The question is: what do you do with those duplicates?
For me, most of the duplicate Dodgers go in the Big Box of Dupes. If I can't dedicate the cards to some other completion quest, a set, the night card binder, whatever, they're stashed in the BB of D. The dupes box comes in handy when I'm trading with a fellow Dodger fan. But otherwise, they sit and wait for me to come up with some genius plan, like making a table out of them.
Other duplicates, as mentioned above, will go toward a set I am half-heartedly collecting, such as 2016 Heritage.
And then there are the doubles that make it across the duplicate dividing line.
Maybe you have such a line yourselves. For me, that line is 1977.
Any Dodger duplicate from 1977 or earlier still gets featured in my Dodgers binders. Those duplicates are just too rare or fun to be stashed in a box, and it actually gives me a thrill to page through a team binder and see doubles of some card from 1960.
That's good stuff.
I chose 1977 as the line of demarcation because in the process of obtaining cards over the years, duplicates seemed to ramp up around 1978 (perhaps it is no coincidence as that's the first year I heard of "double-printing" certain cards in the set).
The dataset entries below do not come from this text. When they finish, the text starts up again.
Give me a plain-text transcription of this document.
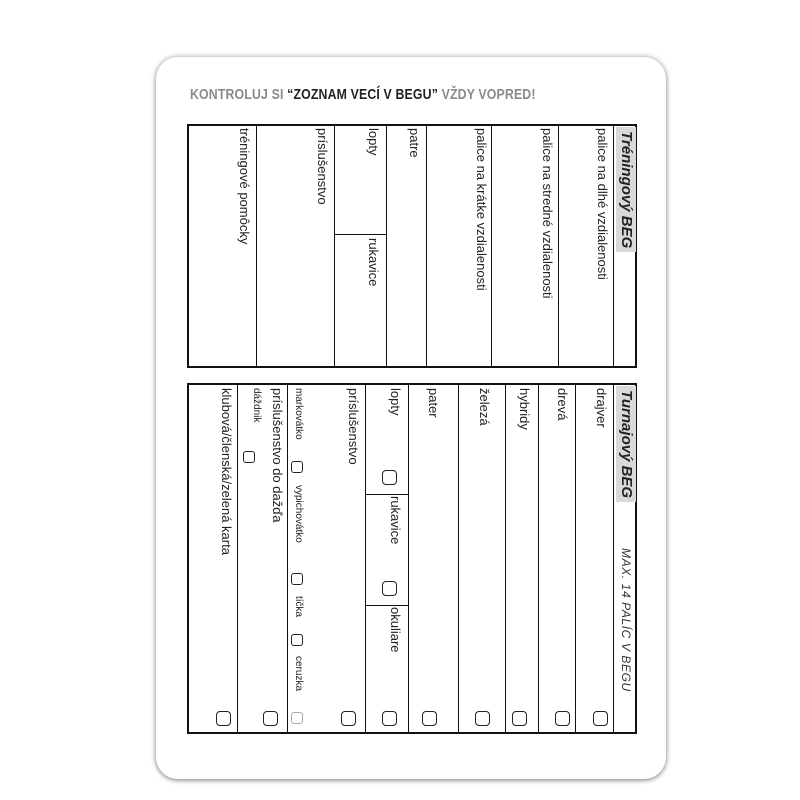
KONTROLUJ SI “ZOZNAM VECÍ V BEGU” VŽDY VOPRED!
Tréningový BEG
palice na dlhé vzdialenosti
palice na stredné vzdialenosti
palice na krátke vzdialenosti
patre
lopty
rukavice
príslušenstvo
tréningové pomôcky
Turnajový BEG
MAX. 14 PALÍC V BEGU
drajver
drevá
hybridy
železá
pater
lopty
rukavice
okuliare
príslušenstvo
markovátko
vypichovátko
tíčka
ceruzka
príslušenstvo do dažďa
dáždnik
klubová/členská/zelená karta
There really isn't any noticeable difference between a card from 1977 and 1978 in any other way, other than '78s being more plentiful. And after that, it's a free-for-all. Virtually any Dodger card from the '80s, man -- you want it? I've got it. Several times.
So, for example, I received a package from Commishbob of The Five Tool Collector recently. These cards he sent me are dupes:
Pretty fancy of me to have dupes of 1950s cards, huh? Yeah, I've been doing this for awhile.
However, 1955 Bowman and 1958 Topps are far above the duplicate dividing line, so they will both appear in the Dodger binders. Each card is also an upgrade, and that is the ideal situation for a duplicate. I think that's a duplicate's true calling: Being an upgrade.
So I'm very happy to add those duplicates to my collection.
Bob also sent some other cards that most certainly are not dupes.
A couple of 2016 Archives Dodger needs. I wish just once Topps would use a photo of Sutton that isn't from the 1960s/early '70s. I don't know this Sutton. I want Sutton with his '70s perm!
Three 1956 Topps off the want list. I sense that you will see 1 or 2 of these very soon on the 1956 of the Month series because I have stories to tell already about two of them.
Finally, a couple of 1964 Topps coins! These will go nicely with the Willie Davis one I own already. (Willie somehow managed to escape the rust problem that most of these have, perhaps because Willie was always the star).
I'm tempted to throw these coins in my pocket with the rest of my change and listen to them clinking around.
I guess that's something else you can do with your duplicates: throw them in your front pocket. In fact, I recommend that collectors always have a card in their pocket that they can produce in an emergency. It's a little more devil-may-care than "wallet card," too.
I'm going to use this card from the same package as my "pocket card." There are even uses for Panini Donruss duplicates.